Uralkali is currently operating near the top end of production capacity while Belarus' operation rate has fallen dramatically in year-over analysis and quarter-over. Uralkali has also taken the lead on active potash sales tendering a total of 1 million tonnes in September alone. Belarus claims it will sell 300,000 tonnes during November and December, but production has fallen way off in Belarus, and authorities say they do not expect Belarus will be able to 'normalize' their operations before the end of the year.
As Uralkali reports a 4% production increase year-over, Belaruskali is moving in the other direction. Many believe that Uralkali was the 'friendly' wing of BPC and their unique relationships with importers position Uralkali to run Belaruskali -- and Belarus with it -- out of business.
With Belarus considered 'Europe's last dictatorship' by the E.U. and Russia's Vladimir Putin standing firm with Uralkali, Belaruskali is going to have trouble making a go of it alone.
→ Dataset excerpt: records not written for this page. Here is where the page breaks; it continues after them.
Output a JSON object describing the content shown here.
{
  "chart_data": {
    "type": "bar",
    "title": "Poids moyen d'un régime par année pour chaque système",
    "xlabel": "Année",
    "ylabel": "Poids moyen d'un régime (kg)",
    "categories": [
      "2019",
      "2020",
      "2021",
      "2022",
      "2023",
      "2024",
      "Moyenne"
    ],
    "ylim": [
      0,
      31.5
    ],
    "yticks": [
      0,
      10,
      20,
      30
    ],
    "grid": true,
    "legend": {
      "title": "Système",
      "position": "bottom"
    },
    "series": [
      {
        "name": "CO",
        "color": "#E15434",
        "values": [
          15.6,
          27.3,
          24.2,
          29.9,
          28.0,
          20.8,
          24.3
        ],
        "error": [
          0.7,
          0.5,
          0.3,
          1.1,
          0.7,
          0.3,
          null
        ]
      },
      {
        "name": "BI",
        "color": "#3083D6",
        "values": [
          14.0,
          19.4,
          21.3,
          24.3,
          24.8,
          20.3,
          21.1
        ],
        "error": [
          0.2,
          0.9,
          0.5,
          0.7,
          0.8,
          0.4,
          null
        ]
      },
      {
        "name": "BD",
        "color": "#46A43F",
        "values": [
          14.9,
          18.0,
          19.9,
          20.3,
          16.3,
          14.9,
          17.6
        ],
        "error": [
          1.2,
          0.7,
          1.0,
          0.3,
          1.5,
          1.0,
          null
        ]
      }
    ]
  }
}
Remember, potash is Belorussian President Lukashenko's cash cow. Without export dollars rolling in on potash tenders, the national economy will begin to suffer.
Meanwhile, Putin fixed the Syrian crisis and has taken a place on the world stage noone would have predicted... peacemaker. The chasm between the two nations grows wider each day as Russia's Uralkali increases production and sales, and Belaruskali cannot seem to muster either sales or production increases.
If potash prices were falling because of the BPC breakup, these quarterly results should jake brake this situation to a rumbling halt... and may have already. For the first time since the breakup, we saw potash move higher at U.S. retailers just this week. If you have not yet booked fall potash, we are all in with a 20% kicker as a hedge for spring. The BPC situation, despite lagging Dec. corn suggests moderate upside potential for potash, effective immediately.